Up until that point most ANC members didn't appear to be too concerned about our rights to freedom of expression and perhaps they still don't.

But they at least must pay lip service to those rights, especially now that the President has boldly committed them to upholding the Constitution which, he stressed, is "the blood and soul of our democracy".

To this end, and in actions reminiscent of the Gupta wedding party saga at Waterkloof air force base, the hunt for a scapegoat is underway. 

As Mahlobo explained, "The operator failed to properly terminate the device and this affected proper access to some users of mobile phones. A departmental investigation is under way with a possibility of disciplinary action for those responsible for this operational failure."

Elsewhere, it would appear that the President's message about upholding our democratic institutions had yet to filter through to his party's members in the provincial legislature.
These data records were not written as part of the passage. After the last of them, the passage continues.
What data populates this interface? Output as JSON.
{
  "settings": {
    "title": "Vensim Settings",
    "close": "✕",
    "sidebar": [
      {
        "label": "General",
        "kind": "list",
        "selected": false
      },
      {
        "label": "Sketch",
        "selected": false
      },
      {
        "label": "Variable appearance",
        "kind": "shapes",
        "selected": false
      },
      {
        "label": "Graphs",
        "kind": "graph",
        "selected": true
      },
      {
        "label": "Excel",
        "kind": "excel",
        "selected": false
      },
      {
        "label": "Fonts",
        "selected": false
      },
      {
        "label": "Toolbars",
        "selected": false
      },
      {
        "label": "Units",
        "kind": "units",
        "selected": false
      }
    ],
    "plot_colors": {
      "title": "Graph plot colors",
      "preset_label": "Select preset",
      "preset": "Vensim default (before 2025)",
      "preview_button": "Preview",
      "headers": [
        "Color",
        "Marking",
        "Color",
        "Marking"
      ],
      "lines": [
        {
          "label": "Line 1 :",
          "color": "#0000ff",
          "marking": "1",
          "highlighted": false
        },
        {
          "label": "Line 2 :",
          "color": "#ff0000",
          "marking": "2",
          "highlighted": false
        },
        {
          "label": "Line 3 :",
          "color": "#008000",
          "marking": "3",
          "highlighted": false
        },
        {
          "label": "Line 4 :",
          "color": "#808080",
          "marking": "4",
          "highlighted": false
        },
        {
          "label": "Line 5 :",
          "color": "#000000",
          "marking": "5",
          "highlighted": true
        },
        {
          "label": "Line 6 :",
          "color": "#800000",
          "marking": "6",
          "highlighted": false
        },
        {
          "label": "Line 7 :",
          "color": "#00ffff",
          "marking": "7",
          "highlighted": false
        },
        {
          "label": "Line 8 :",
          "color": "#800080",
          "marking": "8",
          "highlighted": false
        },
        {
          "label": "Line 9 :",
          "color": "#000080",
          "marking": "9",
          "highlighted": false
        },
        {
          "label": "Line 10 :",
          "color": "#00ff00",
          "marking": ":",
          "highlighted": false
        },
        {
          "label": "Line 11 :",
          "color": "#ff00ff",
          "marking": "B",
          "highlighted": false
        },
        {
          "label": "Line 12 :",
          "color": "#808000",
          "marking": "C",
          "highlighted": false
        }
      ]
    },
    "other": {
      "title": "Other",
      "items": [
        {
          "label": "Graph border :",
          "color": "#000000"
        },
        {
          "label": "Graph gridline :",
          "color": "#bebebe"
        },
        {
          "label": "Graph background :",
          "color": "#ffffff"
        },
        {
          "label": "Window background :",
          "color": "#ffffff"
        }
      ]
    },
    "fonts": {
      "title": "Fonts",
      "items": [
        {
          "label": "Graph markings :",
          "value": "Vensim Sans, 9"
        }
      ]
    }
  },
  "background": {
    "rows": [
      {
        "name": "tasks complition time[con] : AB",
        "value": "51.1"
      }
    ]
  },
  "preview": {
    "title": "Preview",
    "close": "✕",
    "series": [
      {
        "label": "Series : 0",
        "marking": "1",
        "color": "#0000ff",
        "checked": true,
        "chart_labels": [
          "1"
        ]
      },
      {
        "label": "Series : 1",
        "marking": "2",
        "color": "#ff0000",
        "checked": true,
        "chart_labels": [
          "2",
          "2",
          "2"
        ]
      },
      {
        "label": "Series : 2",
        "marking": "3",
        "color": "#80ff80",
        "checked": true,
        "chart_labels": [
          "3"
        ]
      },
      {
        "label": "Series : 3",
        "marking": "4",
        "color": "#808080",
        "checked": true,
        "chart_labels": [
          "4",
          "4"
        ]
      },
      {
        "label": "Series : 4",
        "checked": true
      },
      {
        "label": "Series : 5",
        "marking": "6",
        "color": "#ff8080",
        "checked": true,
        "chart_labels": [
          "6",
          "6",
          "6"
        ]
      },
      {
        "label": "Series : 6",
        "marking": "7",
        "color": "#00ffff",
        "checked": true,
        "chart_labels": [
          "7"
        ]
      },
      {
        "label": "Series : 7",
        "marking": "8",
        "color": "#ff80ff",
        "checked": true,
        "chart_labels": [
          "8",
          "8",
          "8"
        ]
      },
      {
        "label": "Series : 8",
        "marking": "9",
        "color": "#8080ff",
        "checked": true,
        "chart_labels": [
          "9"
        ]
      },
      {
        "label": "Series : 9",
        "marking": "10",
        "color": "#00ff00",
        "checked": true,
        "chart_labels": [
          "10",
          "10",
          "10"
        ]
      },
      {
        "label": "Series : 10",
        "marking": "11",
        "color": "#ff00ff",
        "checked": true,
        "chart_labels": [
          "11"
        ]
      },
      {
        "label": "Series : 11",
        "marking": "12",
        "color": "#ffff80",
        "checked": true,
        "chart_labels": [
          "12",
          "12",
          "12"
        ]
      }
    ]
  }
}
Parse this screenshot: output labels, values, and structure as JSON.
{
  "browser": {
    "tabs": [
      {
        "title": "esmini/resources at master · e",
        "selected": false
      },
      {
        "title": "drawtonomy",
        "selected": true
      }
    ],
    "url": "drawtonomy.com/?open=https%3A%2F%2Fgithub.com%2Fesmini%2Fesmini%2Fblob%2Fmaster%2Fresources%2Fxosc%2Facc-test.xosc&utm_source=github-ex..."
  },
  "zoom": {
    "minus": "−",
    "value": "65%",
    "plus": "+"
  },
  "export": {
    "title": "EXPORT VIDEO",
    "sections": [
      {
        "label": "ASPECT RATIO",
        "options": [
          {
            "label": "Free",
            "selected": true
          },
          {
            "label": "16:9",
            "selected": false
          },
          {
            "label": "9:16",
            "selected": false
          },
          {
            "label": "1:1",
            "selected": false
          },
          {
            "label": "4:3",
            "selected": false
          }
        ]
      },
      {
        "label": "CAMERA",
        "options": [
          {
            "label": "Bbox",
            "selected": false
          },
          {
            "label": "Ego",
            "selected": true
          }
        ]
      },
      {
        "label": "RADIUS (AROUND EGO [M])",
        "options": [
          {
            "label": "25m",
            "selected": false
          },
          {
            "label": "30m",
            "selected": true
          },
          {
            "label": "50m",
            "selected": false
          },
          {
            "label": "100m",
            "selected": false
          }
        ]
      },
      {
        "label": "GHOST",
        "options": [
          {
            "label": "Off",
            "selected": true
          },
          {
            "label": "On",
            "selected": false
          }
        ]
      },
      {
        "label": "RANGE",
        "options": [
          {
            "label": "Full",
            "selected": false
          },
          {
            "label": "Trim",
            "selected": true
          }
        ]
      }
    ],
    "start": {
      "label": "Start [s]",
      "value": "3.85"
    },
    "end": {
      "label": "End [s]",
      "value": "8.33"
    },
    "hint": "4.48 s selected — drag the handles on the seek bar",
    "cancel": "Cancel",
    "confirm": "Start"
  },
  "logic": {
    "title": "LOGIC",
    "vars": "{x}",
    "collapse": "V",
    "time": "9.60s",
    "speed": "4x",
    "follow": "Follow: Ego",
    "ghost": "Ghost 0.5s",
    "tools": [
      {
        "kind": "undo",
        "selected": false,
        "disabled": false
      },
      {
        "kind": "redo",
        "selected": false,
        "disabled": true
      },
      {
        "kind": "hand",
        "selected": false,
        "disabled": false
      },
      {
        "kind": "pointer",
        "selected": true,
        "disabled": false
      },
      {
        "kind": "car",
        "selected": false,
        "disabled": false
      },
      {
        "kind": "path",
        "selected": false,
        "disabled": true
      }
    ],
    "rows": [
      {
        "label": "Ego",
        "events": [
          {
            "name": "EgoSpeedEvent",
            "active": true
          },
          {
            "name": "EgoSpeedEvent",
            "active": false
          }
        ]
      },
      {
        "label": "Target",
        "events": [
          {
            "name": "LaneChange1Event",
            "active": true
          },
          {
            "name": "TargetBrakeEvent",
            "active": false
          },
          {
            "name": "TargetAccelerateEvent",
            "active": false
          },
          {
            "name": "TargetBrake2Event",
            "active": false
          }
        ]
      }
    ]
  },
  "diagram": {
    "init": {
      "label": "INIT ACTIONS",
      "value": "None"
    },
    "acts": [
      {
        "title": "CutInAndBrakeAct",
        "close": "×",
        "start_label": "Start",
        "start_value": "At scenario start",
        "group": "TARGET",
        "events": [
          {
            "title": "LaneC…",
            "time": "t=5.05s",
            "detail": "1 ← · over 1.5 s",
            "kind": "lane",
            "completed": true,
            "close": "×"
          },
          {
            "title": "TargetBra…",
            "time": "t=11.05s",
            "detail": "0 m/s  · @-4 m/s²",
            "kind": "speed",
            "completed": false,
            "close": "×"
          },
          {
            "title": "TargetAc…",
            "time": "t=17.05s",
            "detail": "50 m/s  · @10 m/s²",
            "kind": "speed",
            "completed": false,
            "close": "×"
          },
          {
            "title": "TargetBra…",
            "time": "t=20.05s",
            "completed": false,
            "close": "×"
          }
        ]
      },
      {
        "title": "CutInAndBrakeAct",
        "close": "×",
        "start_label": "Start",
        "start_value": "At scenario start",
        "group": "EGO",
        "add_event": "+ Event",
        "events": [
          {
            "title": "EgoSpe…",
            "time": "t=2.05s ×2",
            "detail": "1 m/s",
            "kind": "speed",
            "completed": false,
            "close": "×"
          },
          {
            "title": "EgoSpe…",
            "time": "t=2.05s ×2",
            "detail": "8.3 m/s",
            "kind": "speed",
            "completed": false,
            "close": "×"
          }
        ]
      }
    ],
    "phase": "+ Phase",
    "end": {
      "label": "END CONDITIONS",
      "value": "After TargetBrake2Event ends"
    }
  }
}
Their unruly behavior there yesterday has resulted in the suspension of Premier Helen Zille's State of the Province Address. 

Sadly, their hooliganism wasn't very original, and included ANC provincial chair Marius Fransman protesting, among other things, that the live TV feed had been cut and that private security guards were waiting to enter the chamber.

There is thus a strong case for plagiarism, and opposition MPs should sue.

This article first appeared in the Weekend Argus.